Seulement, face à une pensée comptable et les théories classiques économiques que j’ai moi-même étudiées, la défense de la décence humaine a peu de poids. En fait, lors d’un argument économique sur la question du salaire minimum, c’est la courbe de l’offre et de la demande qui règne et il est impossible d’argumenter contre le désastre que serait la hausse du salaire minimum. La logique est assez simple, une hausse coûte plus cher aux entreprises, perdant des marges de profits et leur avantage compétitif par le même fait. Les emplois sont aussi dévalués et moins de personnes peuvent avoir accès à ces postes d’entrée, augmentant le taux de chômage et les dépenses publiques. Simple et rigoureux, n’est-ce pas? Pas exactement si vous voulez mon avis.

Ces réflexions et argumentations ont beaucoup de sens tant qu’on reste dans les cadres de la courbe de l’offre et de la demande. Je dirais même que répondre à cette question en se contentant est à peu près l’équivalent de répondre exceptionnellement bien à un examen de mathématique et baser toute sa réflexion sur le fonctionnement du monde sur les quelques questions qui s’y trouve. Le problème du cadre microéconomique est aussi se qui se trouve à ses fondements, soit le présupposé que « pour toutes choses égales ailleurs », le changement d’une donnée dans l’équation dans le graphique.

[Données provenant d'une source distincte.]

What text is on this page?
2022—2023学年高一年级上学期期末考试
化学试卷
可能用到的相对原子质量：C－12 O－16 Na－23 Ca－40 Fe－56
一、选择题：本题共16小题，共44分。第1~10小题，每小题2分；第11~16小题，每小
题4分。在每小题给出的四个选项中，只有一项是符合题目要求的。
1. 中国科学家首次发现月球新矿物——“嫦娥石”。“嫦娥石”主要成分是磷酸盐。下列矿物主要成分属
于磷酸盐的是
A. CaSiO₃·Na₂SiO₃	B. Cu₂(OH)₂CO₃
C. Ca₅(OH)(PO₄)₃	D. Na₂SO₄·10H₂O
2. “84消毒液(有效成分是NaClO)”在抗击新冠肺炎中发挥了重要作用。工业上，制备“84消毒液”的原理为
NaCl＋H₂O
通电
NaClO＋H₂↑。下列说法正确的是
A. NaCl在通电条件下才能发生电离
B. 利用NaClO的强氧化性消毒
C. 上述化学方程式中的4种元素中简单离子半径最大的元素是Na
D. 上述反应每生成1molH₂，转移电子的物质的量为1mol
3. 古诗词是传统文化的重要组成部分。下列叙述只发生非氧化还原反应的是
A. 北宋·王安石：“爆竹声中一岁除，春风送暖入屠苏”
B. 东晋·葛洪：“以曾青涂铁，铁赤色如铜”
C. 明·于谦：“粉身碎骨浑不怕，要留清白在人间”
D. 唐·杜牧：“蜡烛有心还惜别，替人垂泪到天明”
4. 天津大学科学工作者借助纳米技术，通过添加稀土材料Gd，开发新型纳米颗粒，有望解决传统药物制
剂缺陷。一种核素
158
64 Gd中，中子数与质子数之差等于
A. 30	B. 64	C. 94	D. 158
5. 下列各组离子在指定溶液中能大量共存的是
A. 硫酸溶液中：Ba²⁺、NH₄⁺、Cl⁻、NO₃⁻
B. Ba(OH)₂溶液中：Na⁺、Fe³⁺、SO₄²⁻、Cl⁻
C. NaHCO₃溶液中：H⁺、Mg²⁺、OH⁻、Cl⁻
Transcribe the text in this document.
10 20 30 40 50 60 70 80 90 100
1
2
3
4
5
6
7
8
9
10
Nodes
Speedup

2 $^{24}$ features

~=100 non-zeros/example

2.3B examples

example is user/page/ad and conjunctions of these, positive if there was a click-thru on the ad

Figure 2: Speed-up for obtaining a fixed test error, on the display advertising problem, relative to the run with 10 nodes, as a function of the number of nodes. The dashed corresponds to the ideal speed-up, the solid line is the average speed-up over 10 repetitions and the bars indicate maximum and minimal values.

C’est là le plus grand problème de la pensée microéconomique. Elle réduit un changement qui aura un impact sur l’ensemble des finances et de l’économie publique à une question de plus et de moins dans une formule prédéterminée. Cet aveuglément idéologique est possiblement le plus grand crime de la microéconomie qui est coupable de prendre des raccourcis intellectuels pour prouver son point. Pourquoi ont-ils tord? Parce que dans cette situation et comme dans plusieurs autres, toutes choses ne sont PAS égales ailleurs. Tout le contraire, une hausse du salaire minimum, accompagnée d’autres politiques pour atténuer certains effets négatifs, nus permet de créer un électrochoc bénéfique pour l’économie et particulièrement les petites entreprises.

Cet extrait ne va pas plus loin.